En ce qui concerne l'organisation de la chirurgie, plusieurs orientations sont possibles.
Compte tenu des difficultés éprouvées par les établissements de la Haute Tarentaise à pourvoir les postes de médecins de manière stable et durable, l'agence régionale de l'hospitalisation de Rhône-Alpes avait initialement proposé que l'activité de l'hôpital de Bourg-Saint-Maurice soit transférée en basse saison sur le site de Moûtiers, afin de rapprocher l'activité de la population. Il appartient aux trois établissements de la Tarentaise de se déterminer sur les nouvelles organisations suceptibles d'être mises en place dans cette discipline dans le cadre du projet médical commun qu'ils sont tenus d'élaborer.
La mise en oeuvre de la nouvelle organisation doit se faire rapidement car plus les décisions tardent, plus on assiste à une évasion des praticiens et donc à une moindre attractivité des postes pour d'autres. La discussion est toujours possible mais il est temps de passer à une phase décisionnelle pour rendre opérationnelle l'organisation obstétrique sur ces trois sites hospitaliers.
Mme la présidente. La parole est à M. Hervé Gaymard, pour une intervention très courte.
M. Hervé Gaymard. Inutile de vous dire, madame la secrétaire d'Etat, que votre réponse ne nous satisfait pas.
Mme la secrétaire d'Etat à la santé et à l'action sociale. J'imagine !

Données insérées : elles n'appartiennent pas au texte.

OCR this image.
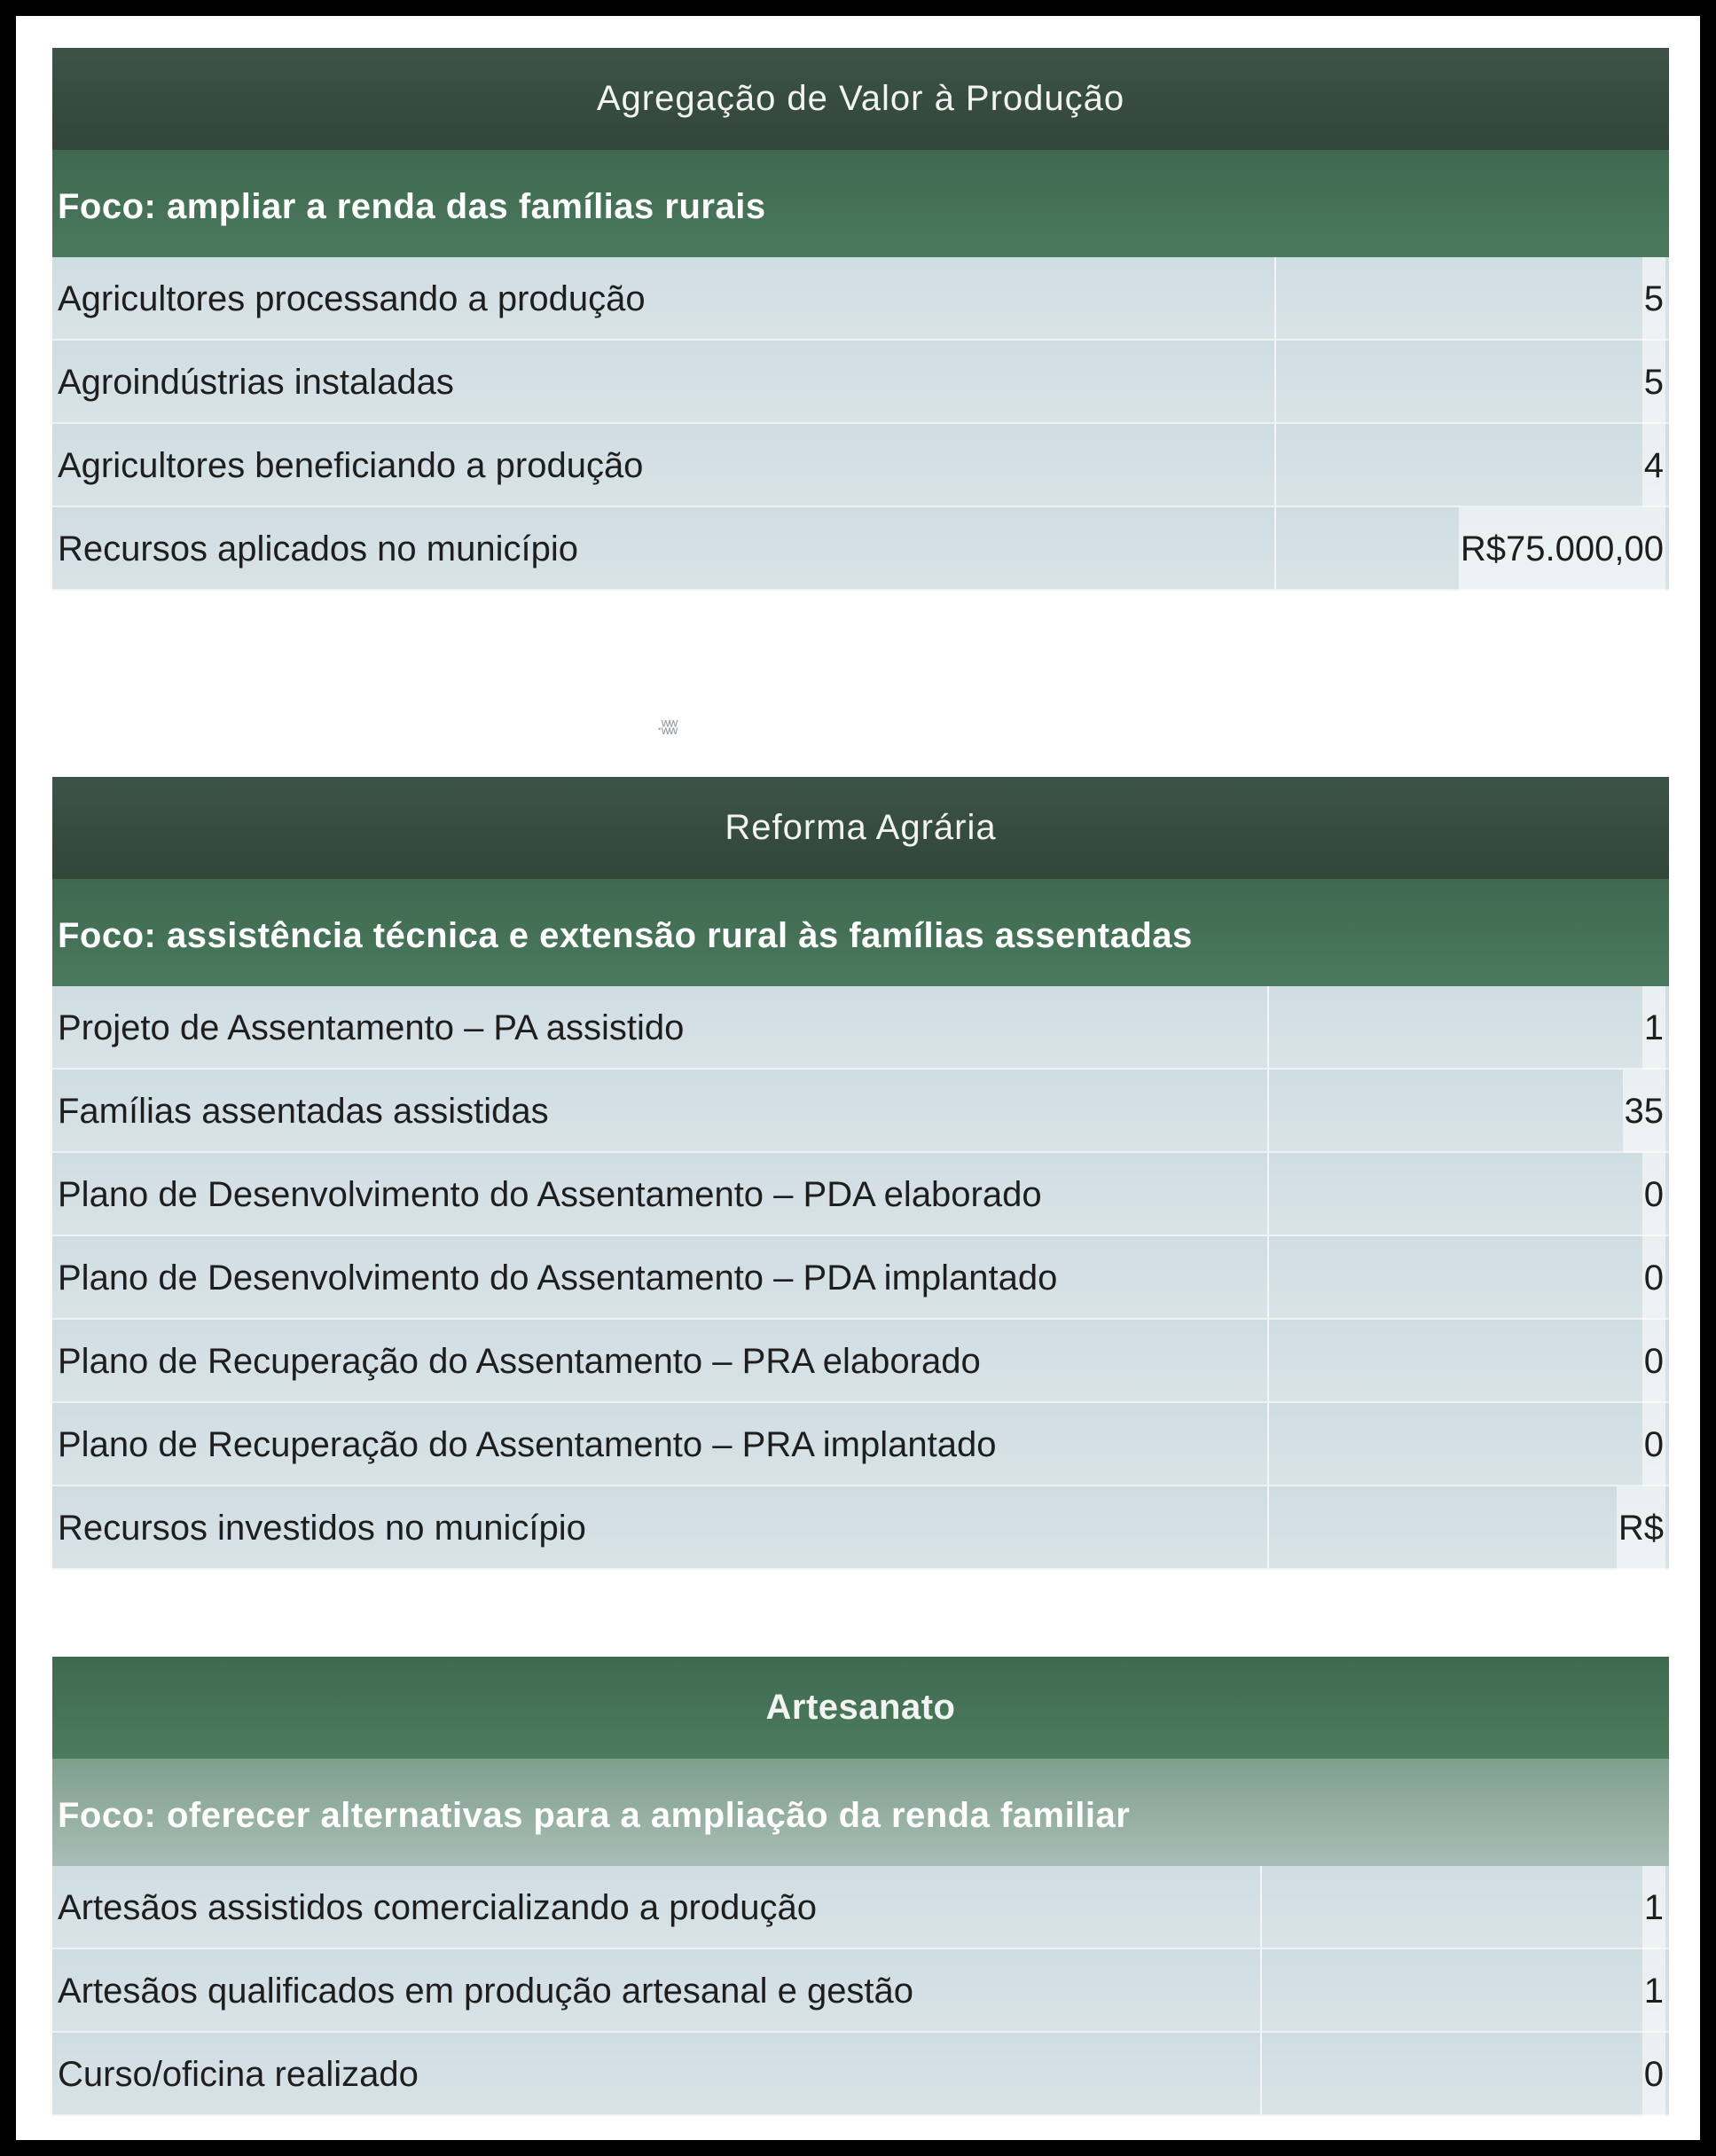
Agregação de Valor à Produção
Foco: ampliar a renda das famílias rurais
Agricultores processando a produção	5
Agroindústrias instaladas	5
Agricultores beneficiando a produção	4
Recursos aplicados no município	R$75.000,00
·ʬʬ
Reforma Agrária
Foco: assistência técnica e extensão rural às famílias assentadas
Projeto de Assentamento – PA assistido	1
Famílias assentadas assistidas	35
Plano de Desenvolvimento do Assentamento – PDA elaborado	0
Plano de Desenvolvimento do Assentamento – PDA implantado	0
Plano de Recuperação do Assentamento – PRA elaborado	0
Plano de Recuperação do Assentamento – PRA implantado	0
Recursos investidos no município	R$
Artesanato
Foco: oferecer alternativas para a ampliação da renda familiar
Artesãos assistidos comercializando a produção	1
Artesãos qualificados em produção artesanal e gestão	1
Curso/oficina realizado	0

M. Hervé Gaymard. Nous avions déjà demandé - c'était, il est vrai, avant que vous n'arriviez à votre poste - qu'une rencontre soit organisée au ministère des affaires sociales avec les élus et les professionnels concernés. Pour l'instant, aucune date n'a été fixée mais puisque vous nous proposez de poursuivre cet échange, je saisis la balle au bond et je vous confirme que nous serions très heureux de vous rencontrer, le comité de défense, les élus, les professionnels et les organisations syndicales, pour faire valoir nos arguments.
Première observation: la zone concernée ne subit ni une baisse démographique ni un ralentissement économique. Elle a un potentiel et les équipes courageuses qui travaillent dans ces hôpitaux savent ce que travailler veut dire car ils connaissent des taux de remplissage très élevés.

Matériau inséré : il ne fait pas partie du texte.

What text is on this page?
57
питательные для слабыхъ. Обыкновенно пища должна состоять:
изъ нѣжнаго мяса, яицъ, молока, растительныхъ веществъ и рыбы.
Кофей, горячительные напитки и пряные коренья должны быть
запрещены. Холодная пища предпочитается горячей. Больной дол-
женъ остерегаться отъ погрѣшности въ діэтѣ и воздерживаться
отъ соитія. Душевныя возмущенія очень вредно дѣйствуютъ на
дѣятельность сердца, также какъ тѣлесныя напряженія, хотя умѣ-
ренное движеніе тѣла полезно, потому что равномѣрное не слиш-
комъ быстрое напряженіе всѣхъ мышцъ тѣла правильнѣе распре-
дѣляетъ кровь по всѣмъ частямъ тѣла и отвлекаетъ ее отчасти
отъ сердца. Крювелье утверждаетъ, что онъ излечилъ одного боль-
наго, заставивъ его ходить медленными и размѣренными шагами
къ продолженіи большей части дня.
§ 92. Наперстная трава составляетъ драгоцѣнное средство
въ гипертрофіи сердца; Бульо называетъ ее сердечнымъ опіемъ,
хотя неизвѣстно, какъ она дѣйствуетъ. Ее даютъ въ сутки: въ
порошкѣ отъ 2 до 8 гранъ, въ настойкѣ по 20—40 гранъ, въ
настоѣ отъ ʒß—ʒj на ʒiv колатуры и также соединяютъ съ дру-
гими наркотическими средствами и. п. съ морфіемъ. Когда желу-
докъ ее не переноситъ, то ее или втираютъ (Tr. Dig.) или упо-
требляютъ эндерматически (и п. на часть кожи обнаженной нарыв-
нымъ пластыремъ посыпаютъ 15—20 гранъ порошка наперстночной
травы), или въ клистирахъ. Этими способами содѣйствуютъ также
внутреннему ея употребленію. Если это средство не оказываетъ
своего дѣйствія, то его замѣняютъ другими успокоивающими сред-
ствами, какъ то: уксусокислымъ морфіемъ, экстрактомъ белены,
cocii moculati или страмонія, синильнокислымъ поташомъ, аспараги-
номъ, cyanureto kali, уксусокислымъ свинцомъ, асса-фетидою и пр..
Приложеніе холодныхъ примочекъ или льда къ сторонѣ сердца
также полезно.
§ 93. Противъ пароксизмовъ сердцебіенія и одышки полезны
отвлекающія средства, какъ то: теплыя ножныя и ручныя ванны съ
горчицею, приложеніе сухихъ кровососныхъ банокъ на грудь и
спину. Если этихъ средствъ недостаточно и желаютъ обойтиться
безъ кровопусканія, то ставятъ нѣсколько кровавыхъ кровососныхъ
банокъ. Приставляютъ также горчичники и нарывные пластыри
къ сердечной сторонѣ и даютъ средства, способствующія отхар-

Deuxième observation: la configuration géographique impose le maintien des trois sites. Nous souhaitons que la proposition constructive faite par le conseil d'administration soit acceptée par la tutelle que vous représentez pour garder dans cette vallée le service public de santé dont nous avons besoin.
Mme la secrétaire d'Etat à la santé et à l'action sociale. Avec les moyens dont nous disposons !
M. Hervé Gaymard. Je vous rappelle, madame la secrétaire d'Etat, que dans ce secteur, qui regroupe 110 000 habitants, la seule offre médicale et hospitalière, c'est le service public de santé. Ce n'est pas le cas partout en France. Cela explique notre attachement et notre lutte pour le maintien de ce service public de santé sur tous les sites, notamment pour la maternité de Moûtiers.
Mme la présidente. Mes chers collègues, je souhaiterais que les intervenants respectent leur temps de parole, car nous prenons du retard.